The nice thing is that it seems very possible to go from #1 -> #2 mechanically, and hand that off to the users who want to play with it.
This problem is heightened by the fact that a SQL table typically can't store composite types. Like, you can't make a column of lists-of-strings. Every modelling problem is solved by using more tables. And any nontrivial application ends up with a table explosion. You have to study your database very closely, then write complex, slow, join-heavy queries, just to get the information about simple stuff - like an order.
Solving every problem with tables might seem clever from a technical perspective, but its just not how humans think. There's a reason document databases like mongodb are popular. Even if they are worse technically, they're much easier to use and reason about.
There's no reason SQL databases couldn't support nested data. Postgres sort of does already via JSON fields. But it feels like you have to fight the database to do it.
I note that Julius.ai is making data analytics easier - just upload some data and ask for some charts and it does an ok job.
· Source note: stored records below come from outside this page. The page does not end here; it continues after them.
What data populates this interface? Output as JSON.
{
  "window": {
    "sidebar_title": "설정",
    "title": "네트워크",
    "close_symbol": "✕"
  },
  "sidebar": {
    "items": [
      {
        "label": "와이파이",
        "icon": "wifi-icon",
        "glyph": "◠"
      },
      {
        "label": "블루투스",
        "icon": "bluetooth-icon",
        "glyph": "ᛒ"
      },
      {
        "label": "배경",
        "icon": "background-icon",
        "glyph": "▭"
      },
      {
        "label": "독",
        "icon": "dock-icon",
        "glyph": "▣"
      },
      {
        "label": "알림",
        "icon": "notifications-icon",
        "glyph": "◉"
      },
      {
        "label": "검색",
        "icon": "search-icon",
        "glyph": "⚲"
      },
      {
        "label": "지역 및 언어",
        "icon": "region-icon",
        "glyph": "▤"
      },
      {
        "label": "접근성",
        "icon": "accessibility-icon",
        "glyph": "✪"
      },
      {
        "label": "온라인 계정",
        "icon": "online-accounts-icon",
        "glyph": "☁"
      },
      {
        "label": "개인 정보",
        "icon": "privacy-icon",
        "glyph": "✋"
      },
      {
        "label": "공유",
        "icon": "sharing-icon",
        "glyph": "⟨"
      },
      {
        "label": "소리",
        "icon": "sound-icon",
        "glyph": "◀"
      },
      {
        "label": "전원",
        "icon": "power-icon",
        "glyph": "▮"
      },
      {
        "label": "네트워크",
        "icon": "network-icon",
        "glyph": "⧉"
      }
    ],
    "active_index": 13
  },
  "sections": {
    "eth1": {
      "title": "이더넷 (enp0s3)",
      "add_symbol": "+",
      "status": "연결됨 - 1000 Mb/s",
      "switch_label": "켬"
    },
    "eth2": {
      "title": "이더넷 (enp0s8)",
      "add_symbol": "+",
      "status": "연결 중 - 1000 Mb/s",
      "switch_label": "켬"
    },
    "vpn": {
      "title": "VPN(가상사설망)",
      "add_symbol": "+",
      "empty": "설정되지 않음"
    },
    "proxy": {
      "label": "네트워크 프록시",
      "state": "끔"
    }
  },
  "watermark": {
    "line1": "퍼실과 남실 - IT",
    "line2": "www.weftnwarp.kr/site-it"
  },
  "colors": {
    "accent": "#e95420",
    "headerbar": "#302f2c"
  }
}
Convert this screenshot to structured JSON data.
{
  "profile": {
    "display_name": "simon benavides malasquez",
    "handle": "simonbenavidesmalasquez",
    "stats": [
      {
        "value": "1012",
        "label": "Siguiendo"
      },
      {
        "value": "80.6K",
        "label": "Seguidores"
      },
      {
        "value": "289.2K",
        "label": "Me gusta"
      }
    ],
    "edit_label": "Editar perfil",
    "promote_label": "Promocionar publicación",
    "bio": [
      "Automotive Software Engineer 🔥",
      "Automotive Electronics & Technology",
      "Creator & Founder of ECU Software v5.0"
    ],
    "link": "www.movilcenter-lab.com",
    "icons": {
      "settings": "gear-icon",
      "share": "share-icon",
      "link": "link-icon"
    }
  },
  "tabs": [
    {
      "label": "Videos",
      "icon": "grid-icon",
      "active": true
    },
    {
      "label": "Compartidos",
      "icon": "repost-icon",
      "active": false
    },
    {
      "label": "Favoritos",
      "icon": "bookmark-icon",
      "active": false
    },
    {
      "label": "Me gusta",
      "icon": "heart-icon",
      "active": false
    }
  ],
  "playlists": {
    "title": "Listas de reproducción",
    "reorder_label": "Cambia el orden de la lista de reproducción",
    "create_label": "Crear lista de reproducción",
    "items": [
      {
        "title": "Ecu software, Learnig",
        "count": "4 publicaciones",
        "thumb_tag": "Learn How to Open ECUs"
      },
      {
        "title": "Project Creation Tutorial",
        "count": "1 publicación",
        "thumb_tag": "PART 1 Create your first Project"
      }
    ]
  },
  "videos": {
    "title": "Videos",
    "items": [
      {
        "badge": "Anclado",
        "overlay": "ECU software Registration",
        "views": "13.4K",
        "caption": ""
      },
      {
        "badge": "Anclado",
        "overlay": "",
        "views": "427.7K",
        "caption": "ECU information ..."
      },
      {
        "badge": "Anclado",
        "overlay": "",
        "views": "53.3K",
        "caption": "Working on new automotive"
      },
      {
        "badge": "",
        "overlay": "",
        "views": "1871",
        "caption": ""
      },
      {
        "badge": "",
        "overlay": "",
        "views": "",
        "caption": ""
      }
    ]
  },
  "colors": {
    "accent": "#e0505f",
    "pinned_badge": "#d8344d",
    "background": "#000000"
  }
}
The problem of going from natural language to SQL is still a far from solved problem. The main benchmark for this is Bird-Bench and accuracy is only in the high 60s - https://bird-bench.github.io/
I have been working on making tables queryable using function calling, where you a fixed number of canned queries based on the primary key and an event-time column. PyData talk on this - https://www.youtube.com/watch?v=dRcjTe5qgwM
It is not super hard to find UI designed for end users, these days.
If you know the basics such as what a relational database is, then here’s is a good UI: https://visualdb.com
Actually this can be done by nested query, without joining. I prefer nested query than joins. Because join is "global" and nested query is "local" (global means interfering with the whole SQL statement). The local one is easier to understand.
This is a SELECT with 5 joins:
Foo.objects.filter(a__b__c__d__e=3)
Types are respected, valid relations exist and invalid relations do not. Clean.SQL is not going to go away. It's relatively easy to learn.
I'm going to disagree. I could call my travel agent and say "I am going to Chicago on <date> I need to be there by <time> call me back with a couple of nonstop options. And I'll need a room at the Hilton and Towers for two nights."
vs. today I can spend my own time navigating travel sites, avoiding their dark patterns, wondering if I'm really getting the best prices, making sure I understand the terms (is this refundable? are any checked bags included?) etc and then do the same for the hotel booking.
If you work in a business with a travel department or assistants who can manage your travel you have an idea, compared to the hassle of doing it all yourself.